Virtualized systems development is a development methodology where the actual hardware of a system is augmented by a virtual platform, a simulation model of the hardware running on a workstation or PC. The virtual platform can run the same binary software as the physical hardware, fast enough to be used as alternative to physical hardware for software development. It also enables new ways of working and adds some useful tricks to the developer’s set of tools.
The hardware shift to multicore processors and multiprocessor systems calls for new software and systems development tools and methodologies to help developers transform their code into parallel applications and have systems take full advantage of the performance, power, and packaging advantages offered by multicore processors systems.
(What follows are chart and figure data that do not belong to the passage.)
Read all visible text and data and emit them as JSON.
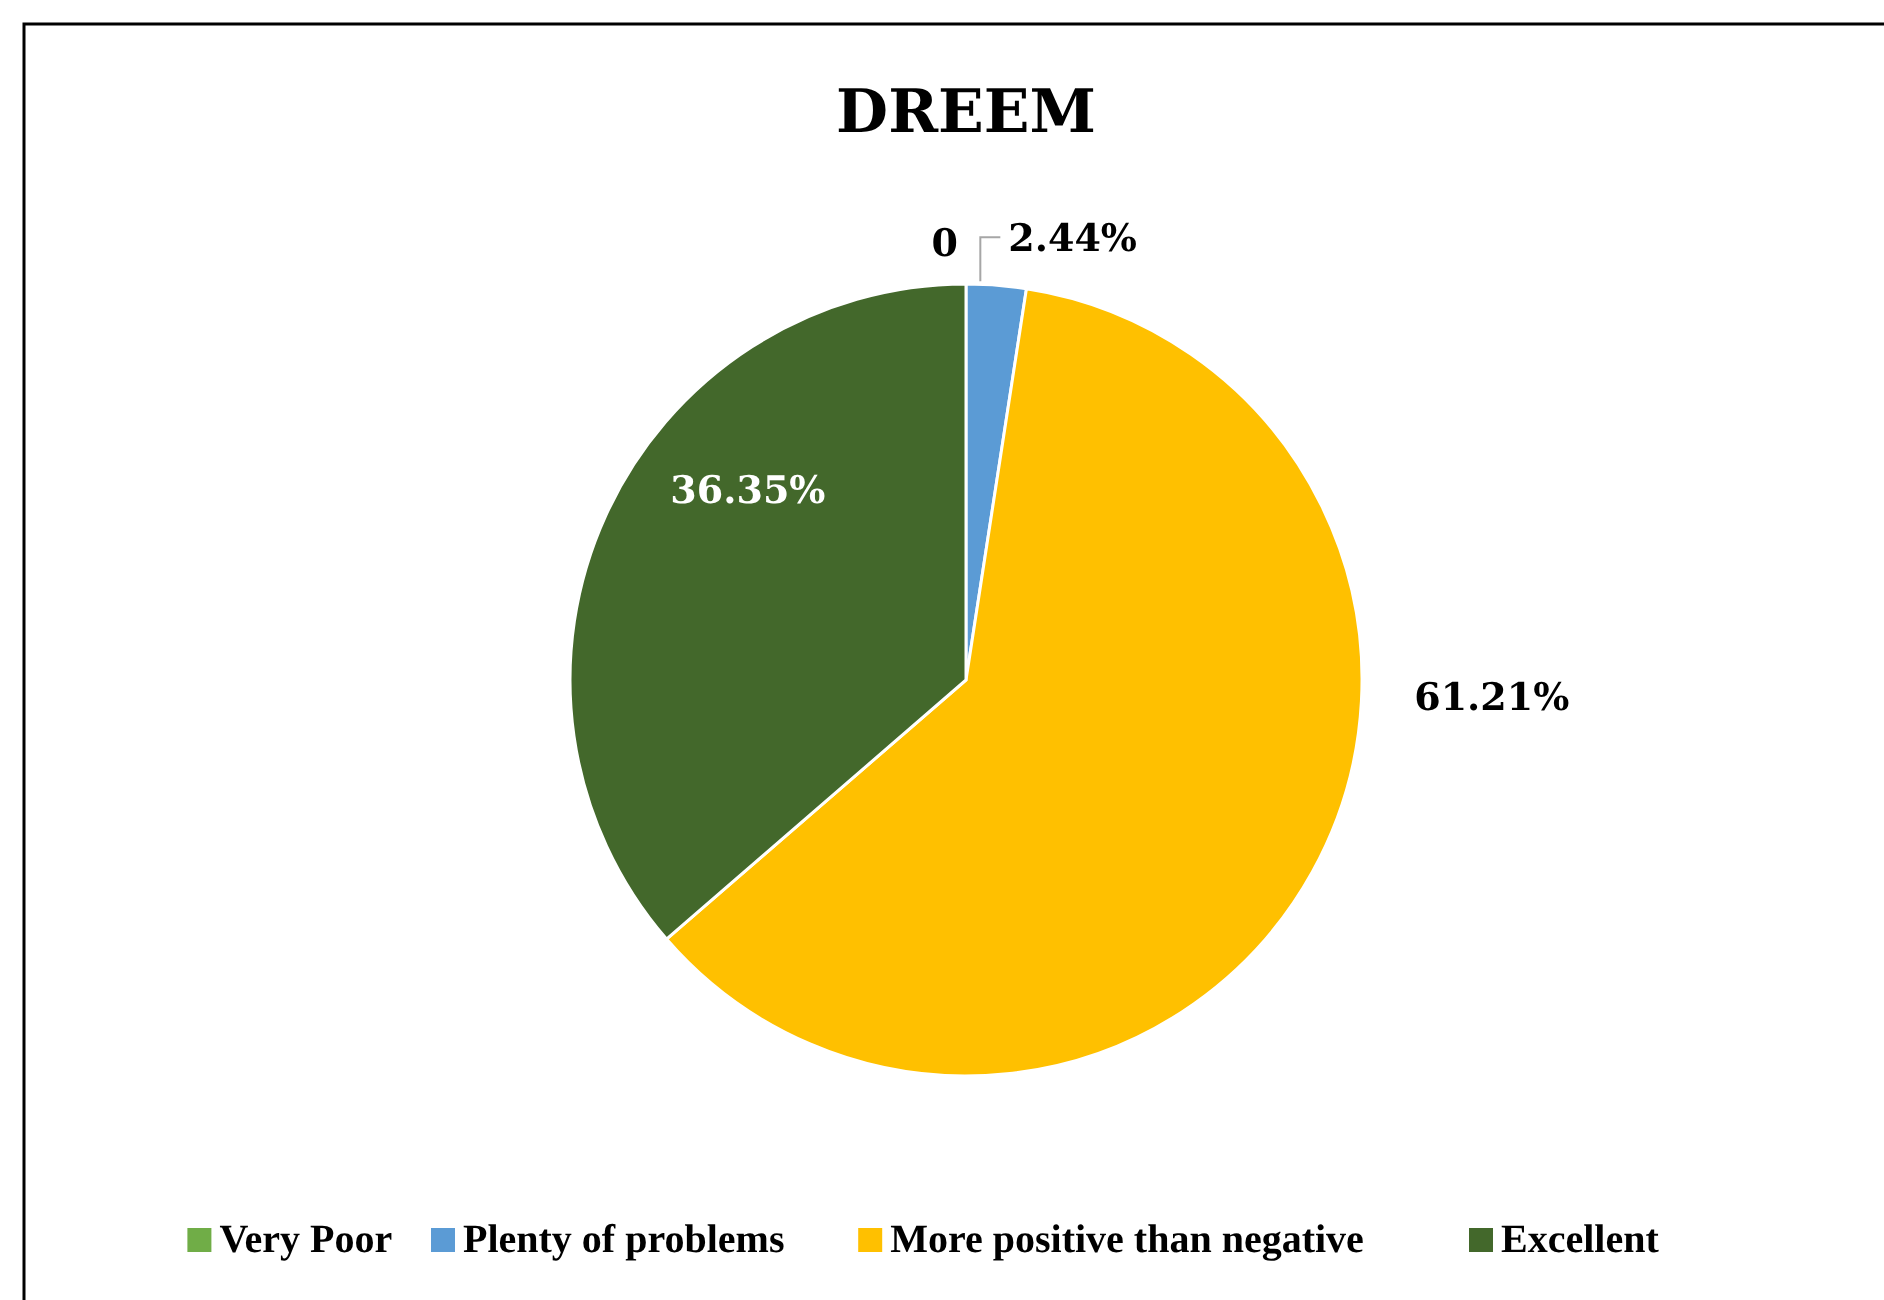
{
  "chart_data": {
    "type": "pie",
    "title": "DREEM",
    "categories": [
      "Very Poor",
      "Plenty of problems",
      "More positive than negative",
      "Excellent"
    ],
    "values": [
      0,
      2.44,
      61.21,
      36.35
    ],
    "colors": [
      "#70ad47",
      "#5b9bd5",
      "#ffc000",
      "#43682b"
    ],
    "value_labels": [
      "0",
      "2.44%",
      "61.21%",
      "36.35%"
    ],
    "legend": "bottom"
  }
}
Thus, the challenge confronting system architects and software developers today is to get software to be efficiently and safely parallel.
There are three main problems:
- Ensuring existing software keeps working (without taking advantage of multicore)
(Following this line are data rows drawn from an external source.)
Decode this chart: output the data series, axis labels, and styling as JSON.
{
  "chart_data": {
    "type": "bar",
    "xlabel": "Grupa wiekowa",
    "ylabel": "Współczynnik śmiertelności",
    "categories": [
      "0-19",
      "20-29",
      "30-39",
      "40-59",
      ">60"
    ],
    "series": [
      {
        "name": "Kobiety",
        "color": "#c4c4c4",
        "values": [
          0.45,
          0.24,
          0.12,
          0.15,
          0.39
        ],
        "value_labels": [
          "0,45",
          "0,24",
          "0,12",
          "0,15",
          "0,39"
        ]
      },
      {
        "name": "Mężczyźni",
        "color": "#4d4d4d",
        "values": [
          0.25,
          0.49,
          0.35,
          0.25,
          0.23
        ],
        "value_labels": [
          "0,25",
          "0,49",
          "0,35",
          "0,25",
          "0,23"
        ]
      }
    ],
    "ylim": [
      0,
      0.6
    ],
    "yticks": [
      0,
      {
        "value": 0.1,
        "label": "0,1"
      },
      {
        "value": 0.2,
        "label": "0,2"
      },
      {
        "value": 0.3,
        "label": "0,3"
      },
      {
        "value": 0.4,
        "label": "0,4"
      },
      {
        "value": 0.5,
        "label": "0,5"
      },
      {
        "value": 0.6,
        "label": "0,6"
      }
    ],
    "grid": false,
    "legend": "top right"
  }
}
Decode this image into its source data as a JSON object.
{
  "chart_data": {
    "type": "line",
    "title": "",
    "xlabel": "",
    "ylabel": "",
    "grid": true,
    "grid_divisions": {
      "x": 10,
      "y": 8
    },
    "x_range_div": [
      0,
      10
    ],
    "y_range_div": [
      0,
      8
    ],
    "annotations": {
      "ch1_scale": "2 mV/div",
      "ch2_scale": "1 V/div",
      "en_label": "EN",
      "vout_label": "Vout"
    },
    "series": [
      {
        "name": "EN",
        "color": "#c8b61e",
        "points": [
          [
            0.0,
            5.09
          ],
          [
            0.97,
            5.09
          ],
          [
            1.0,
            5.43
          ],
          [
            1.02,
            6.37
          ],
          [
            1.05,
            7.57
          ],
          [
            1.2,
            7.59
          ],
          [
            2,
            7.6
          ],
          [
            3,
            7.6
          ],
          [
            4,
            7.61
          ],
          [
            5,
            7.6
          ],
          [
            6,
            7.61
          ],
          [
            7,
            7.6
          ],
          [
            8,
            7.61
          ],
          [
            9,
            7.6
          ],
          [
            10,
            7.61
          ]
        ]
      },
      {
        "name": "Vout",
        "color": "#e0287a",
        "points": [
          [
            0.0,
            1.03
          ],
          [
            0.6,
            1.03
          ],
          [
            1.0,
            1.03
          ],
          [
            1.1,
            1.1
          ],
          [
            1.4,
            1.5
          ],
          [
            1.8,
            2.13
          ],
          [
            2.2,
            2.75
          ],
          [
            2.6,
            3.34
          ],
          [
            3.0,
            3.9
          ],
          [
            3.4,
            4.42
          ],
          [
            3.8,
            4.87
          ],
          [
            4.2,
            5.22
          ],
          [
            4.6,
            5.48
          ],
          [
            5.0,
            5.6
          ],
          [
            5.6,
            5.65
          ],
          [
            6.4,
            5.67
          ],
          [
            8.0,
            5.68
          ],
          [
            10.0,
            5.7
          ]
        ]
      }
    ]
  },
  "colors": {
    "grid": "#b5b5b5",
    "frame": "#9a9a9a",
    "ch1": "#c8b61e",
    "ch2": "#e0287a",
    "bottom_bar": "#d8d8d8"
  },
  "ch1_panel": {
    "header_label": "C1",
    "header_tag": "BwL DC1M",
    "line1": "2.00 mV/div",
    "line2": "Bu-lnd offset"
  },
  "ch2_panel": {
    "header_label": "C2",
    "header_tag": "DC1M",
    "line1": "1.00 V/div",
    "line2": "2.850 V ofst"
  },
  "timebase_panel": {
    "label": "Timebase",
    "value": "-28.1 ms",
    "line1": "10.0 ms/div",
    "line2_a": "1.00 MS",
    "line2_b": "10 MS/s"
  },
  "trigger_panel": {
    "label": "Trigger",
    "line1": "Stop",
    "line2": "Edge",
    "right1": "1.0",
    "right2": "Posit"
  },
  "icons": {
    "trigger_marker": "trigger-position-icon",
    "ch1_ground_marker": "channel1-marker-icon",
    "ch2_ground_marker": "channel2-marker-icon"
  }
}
- Parallelizing existing software to get the performance and power consumption benefits of multicore parallel execution
- Creating new software that is parallel from the beginning
Debugging Parallel Software and Systems
The most obvious benefit of a virtual platform is that it provides superior debug and analysis features compared to physical hardware. Anyone who has ever developed code for an embedded board will appreciate the convenience of a virtual environment. You get a system that is not flaky due to hardware glitches, that offers better control over the target, faster communication, and conveniences like unlimited numbers of breakpoints. If the target freezes completely, you can stop it and check what happened. You can change system parameters like core counts, clock speeds and memory size, as well as network setups, with complete freedom and ease.
A key benefit of a virtual platform is repeatability and reversibility, as illustrated in Figure 1. The key problem in finding and fixing software bugs in parallel software is the lack of determinism in the execution of the software system. Every run of a program will exhibit a different order of events in the program, and even very small changes to the system state or timing result in very different program execution (as illustrated in Figure 1). This complicates debugging greatly, as the very act of debugging a parallel program will make timing-sensitive bugs such as race conditions disappear or appear in a different place.
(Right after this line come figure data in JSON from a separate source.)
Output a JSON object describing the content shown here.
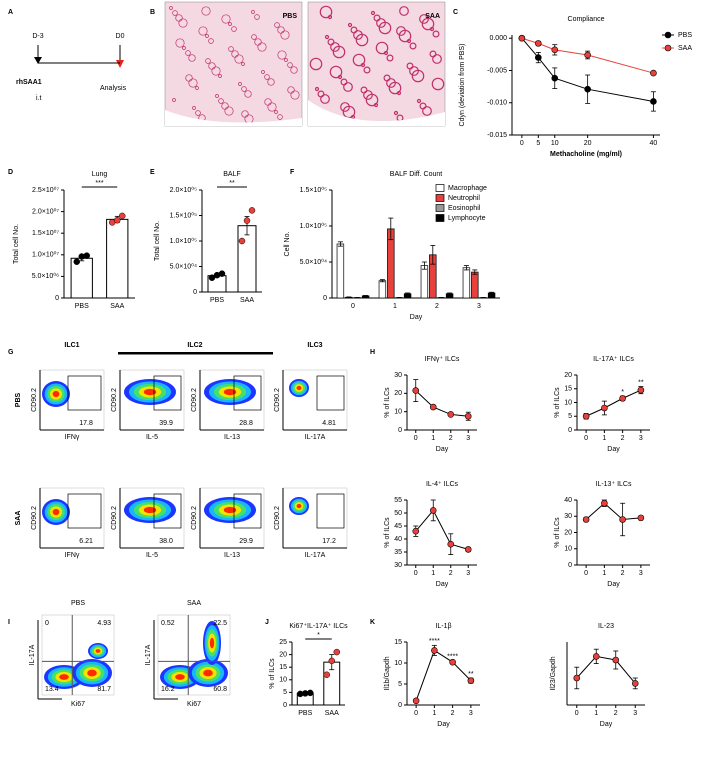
{
  "panel_labels": [
    "A",
    "B",
    "C",
    "D",
    "E",
    "F",
    "G",
    "H",
    "I",
    "J",
    "K"
  ],
  "schematic": {
    "start": "D-3",
    "end": "D0",
    "treatment": "rhSAA1",
    "route": "i.t",
    "readout": "Analysis"
  },
  "histology": {
    "labels": [
      "PBS",
      "SAA"
    ]
  },
  "flow_g": {
    "groups": [
      "ILC1",
      "ILC2",
      "ILC3"
    ],
    "y_axis": "CD90.2",
    "x_axes": [
      "IFNγ",
      "IL-5",
      "IL-13",
      "IL-17A"
    ],
    "rows": [
      {
        "label": "PBS",
        "gates": [
          "17.8",
          "39.9",
          "28.8",
          "4.81"
        ]
      },
      {
        "label": "SAA",
        "gates": [
          "6.21",
          "38.0",
          "29.9",
          "17.2"
        ]
      }
    ]
  },
  "flow_i": {
    "x_axis": "Ki67",
    "y_axis": "IL-17A",
    "plots": [
      {
        "label": "PBS",
        "quadrants": [
          "0",
          "4.93",
          "13.4",
          "81.7"
        ]
      },
      {
        "label": "SAA",
        "quadrants": [
          "0.52",
          "22.5",
          "16.2",
          "60.8"
        ]
      }
    ]
  },
  "chart_data": [
    {
      "type": "line",
      "title": "Compliance",
      "x": [
        0,
        5,
        10,
        20,
        40
      ],
      "xlim": [
        -3,
        42
      ],
      "xticks": [
        0,
        5,
        10,
        20,
        40
      ],
      "ylim": [
        -0.015,
        0.0005
      ],
      "yticks": [
        {
          "value": 0,
          "label": "0.000"
        },
        -0.005,
        {
          "value": -0.01,
          "label": "-0.010"
        },
        -0.015
      ],
      "x_label": "Methacholine (mg/ml)",
      "y_label": "Cdyn (deviation from PBS)",
      "legend": "top-right",
      "series": [
        {
          "name": "PBS",
          "color": "#000000",
          "values": [
            0,
            -0.003,
            -0.0062,
            -0.0079,
            -0.0098
          ],
          "errors": [
            0,
            0.0008,
            0.0016,
            0.0022,
            0.0015
          ]
        },
        {
          "name": "SAA",
          "color": "#e8413c",
          "values": [
            0,
            -0.0008,
            -0.0018,
            -0.0026,
            -0.0054
          ],
          "errors": [
            0,
            0.0003,
            0.0008,
            0.0006,
            0.0002
          ]
        }
      ]
    },
    {
      "type": "bar",
      "title": "Lung",
      "categories": [
        "PBS",
        "SAA"
      ],
      "values": [
        9200000,
        18200000
      ],
      "errors": [
        600000,
        700000
      ],
      "points": [
        [
          8400000,
          9600000,
          9800000
        ],
        [
          17500000,
          18000000,
          19000000
        ]
      ],
      "point_colors": [
        "#000000",
        "#e8413c"
      ],
      "color": "#ffffff",
      "ylim": [
        0,
        25000000
      ],
      "yticks": [
        0,
        {
          "value": 5000000,
          "label": "5.0×10⁰⁶"
        },
        {
          "value": 10000000,
          "label": "1.0×10⁰⁷"
        },
        {
          "value": 15000000,
          "label": "1.5×10⁰⁷"
        },
        {
          "value": 20000000,
          "label": "2.0×10⁰⁷"
        },
        {
          "value": 25000000,
          "label": "2.5×10⁰⁷"
        }
      ],
      "y_label": "Total cell No.",
      "significance": "***"
    },
    {
      "type": "bar",
      "title": "BALF",
      "categories": [
        "PBS",
        "SAA"
      ],
      "values": [
        32000,
        130000
      ],
      "errors": [
        3000,
        18000
      ],
      "points": [
        [
          28000,
          33000,
          36000
        ],
        [
          100000,
          140000,
          160000
        ]
      ],
      "point_colors": [
        "#000000",
        "#e8413c"
      ],
      "color": "#ffffff",
      "ylim": [
        0,
        200000
      ],
      "yticks": [
        0,
        {
          "value": 50000,
          "label": "5.0×10⁰⁴"
        },
        {
          "value": 100000,
          "label": "1.0×10⁰⁵"
        },
        {
          "value": 150000,
          "label": "1.5×10⁰⁵"
        },
        {
          "value": 200000,
          "label": "2.0×10⁰⁵"
        }
      ],
      "y_label": "Total cell No.",
      "significance": "**"
    },
    {
      "type": "bar",
      "title": "BALF Diff. Count",
      "categories": [
        "0",
        "1",
        "2",
        "3"
      ],
      "x_label": "Day",
      "y_label": "Cell No.",
      "legend": "top-right",
      "ylim": [
        0,
        150000
      ],
      "yticks": [
        0,
        {
          "value": 50000,
          "label": "5.0×10⁰⁴"
        },
        {
          "value": 100000,
          "label": "1.0×10⁰⁵"
        },
        {
          "value": 150000,
          "label": "1.5×10⁰⁵"
        }
      ],
      "series": [
        {
          "name": "Macrophage",
          "color": "#ffffff",
          "values": [
            75000,
            24000,
            45000,
            42000
          ],
          "errors": [
            3000,
            1500,
            5000,
            3000
          ]
        },
        {
          "name": "Neutrophil",
          "color": "#e8413c",
          "values": [
            1000,
            96000,
            60000,
            36000
          ],
          "errors": [
            500,
            15000,
            13000,
            3000
          ]
        },
        {
          "name": "Eosinophil",
          "color": "#999999",
          "values": [
            500,
            500,
            500,
            500
          ],
          "errors": [
            200,
            200,
            200,
            200
          ]
        },
        {
          "name": "Lymphocyte",
          "color": "#000000",
          "values": [
            3000,
            6000,
            6000,
            7000
          ],
          "errors": [
            500,
            1000,
            1000,
            1000
          ]
        }
      ]
    },
    {
      "type": "line",
      "title": "IFNγ⁺ ILCs",
      "x": [
        0,
        1,
        2,
        3
      ],
      "xlim": [
        -0.5,
        3.5
      ],
      "xticks": [
        0,
        1,
        2,
        3
      ],
      "values": [
        21.5,
        12.5,
        8.5,
        7.5
      ],
      "errors": [
        6,
        1,
        0.5,
        2.2
      ],
      "color": "#e8413c",
      "line_color": "#000000",
      "ylim": [
        0,
        30
      ],
      "yticks": [
        0,
        10,
        20,
        30
      ],
      "x_label": "Day",
      "y_label": "% of ILCs"
    },
    {
      "type": "line",
      "title": "IL-17A⁺ ILCs",
      "x": [
        0,
        1,
        2,
        3
      ],
      "xlim": [
        -0.5,
        3.5
      ],
      "xticks": [
        0,
        1,
        2,
        3
      ],
      "values": [
        5,
        8,
        11.5,
        14.5
      ],
      "errors": [
        1,
        2.5,
        0.8,
        1.3
      ],
      "significance": [
        null,
        null,
        "*",
        "**"
      ],
      "color": "#e8413c",
      "line_color": "#000000",
      "ylim": [
        0,
        20
      ],
      "yticks": [
        0,
        5,
        10,
        15,
        20
      ],
      "x_label": "Day",
      "y_label": "% of ILCs"
    },
    {
      "type": "line",
      "title": "IL-4⁺ ILCs",
      "x": [
        0,
        1,
        2,
        3
      ],
      "xlim": [
        -0.5,
        3.5
      ],
      "xticks": [
        0,
        1,
        2,
        3
      ],
      "values": [
        43,
        51,
        38,
        36
      ],
      "errors": [
        2,
        4,
        4,
        0.8
      ],
      "color": "#e8413c",
      "line_color": "#000000",
      "ylim": [
        30,
        55
      ],
      "yticks": [
        30,
        35,
        40,
        45,
        50,
        55
      ],
      "x_label": "Day",
      "y_label": "% of ILCs"
    },
    {
      "type": "line",
      "title": "IL-13⁺ ILCs",
      "x": [
        0,
        1,
        2,
        3
      ],
      "xlim": [
        -0.5,
        3.5
      ],
      "xticks": [
        0,
        1,
        2,
        3
      ],
      "values": [
        28,
        38,
        28,
        29
      ],
      "errors": [
        0.5,
        2,
        10,
        0.5
      ],
      "color": "#e8413c",
      "line_color": "#000000",
      "ylim": [
        0,
        40
      ],
      "yticks": [
        0,
        10,
        20,
        30,
        40
      ],
      "x_label": "Day",
      "y_label": "% of ILCs"
    },
    {
      "type": "bar",
      "title": "Ki67⁺IL-17A⁺ ILCs",
      "categories": [
        "PBS",
        "SAA"
      ],
      "values": [
        4.6,
        17
      ],
      "errors": [
        0.3,
        3
      ],
      "points": [
        [
          4.4,
          4.6,
          4.8
        ],
        [
          12,
          17.5,
          21
        ]
      ],
      "point_colors": [
        "#000000",
        "#e8413c"
      ],
      "color": "#ffffff",
      "ylim": [
        0,
        25
      ],
      "yticks": [
        0,
        5,
        10,
        15,
        20,
        25
      ],
      "y_label": "% of ILCs",
      "significance": "*"
    },
    {
      "type": "line",
      "title": "IL-1β",
      "x": [
        0,
        1,
        2,
        3
      ],
      "xlim": [
        -0.5,
        3.5
      ],
      "xticks": [
        0,
        1,
        2,
        3
      ],
      "values": [
        1,
        13,
        10.2,
        5.8
      ],
      "errors": [
        0.2,
        1.2,
        0.4,
        0.6
      ],
      "significance": [
        null,
        "****",
        "****",
        "**"
      ],
      "color": "#e8413c",
      "line_color": "#000000",
      "ylim": [
        0,
        15
      ],
      "yticks": [
        0,
        5,
        10,
        15
      ],
      "x_label": "Day",
      "y_label": "Il1b/Gapdh"
    },
    {
      "type": "line",
      "title": "IL-23",
      "x": [
        0,
        1,
        2,
        3
      ],
      "xlim": [
        -0.5,
        3.5
      ],
      "xticks": [
        0,
        1,
        2,
        3
      ],
      "values": [
        1.5,
        2.7,
        2.5,
        1.2
      ],
      "errors": [
        0.6,
        0.4,
        0.5,
        0.3
      ],
      "color": "#e8413c",
      "line_color": "#000000",
      "ylim": [
        0,
        3.5
      ],
      "x_label": "Day",
      "y_label": "Il23/Gapdh"
    }
  ]
}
Note that repeatability does not mean that the behavior of a software program is constant. It just means that when running the same software from the same initial state with the exact same sequence of asynchronous inputs, the same execution sequence is seen. Variation can be programmed into a virtual platform to exercise the software, or made to happen by running the same application repeatedly or for a long time on the virtual platform.
Reversibility means that you can debug a program by running it backwards, observing the sequence of events that led up to some error. Even if a program is crashed or deadlocked, it is possible to back out of the error state and see what the system did on its way there. Breakpoints can be set on the previous point some variable or memory location changed its value.
Another benefit of a virtual platform for multicore debugging is that the simulator can stop the execution of the entire system at any point in time. This means that it is possible to single-step code where processors communicate with each other without changing the behavior of the code, and that code running on other processors cannot swamp a stopped processor with data to process.
Virtual hardware also offers insight, in that any part of the system can be observed. Combined with OS awareness, the virtual hardware can show the processes running on the hardware, and debug a single process anywhere on the multicore machine. Breakpoints can be set on any kind of activity, including device accesses, exceptions in processor, and processor-to-processor communication in hardware.
System Execution Insight
A virtual platform can inspect and trace the execution of a software stack with no probe effect. Not having to instrument the program code or run a heavy-duty profiler on the target means that just like as with debugging using a virtual platform, we have no probe effects from profiling and tracing. Thus, if a software load is behaving strangely, we can apply reverse execution to get back to where it started, and profile or trace the exact execution that was causing problems. Another advantage of a virtual platform is that we have perfect synchronization between the cores, and all traces can be time-stamped without worrying about hardware jitter or clocks being out of synch.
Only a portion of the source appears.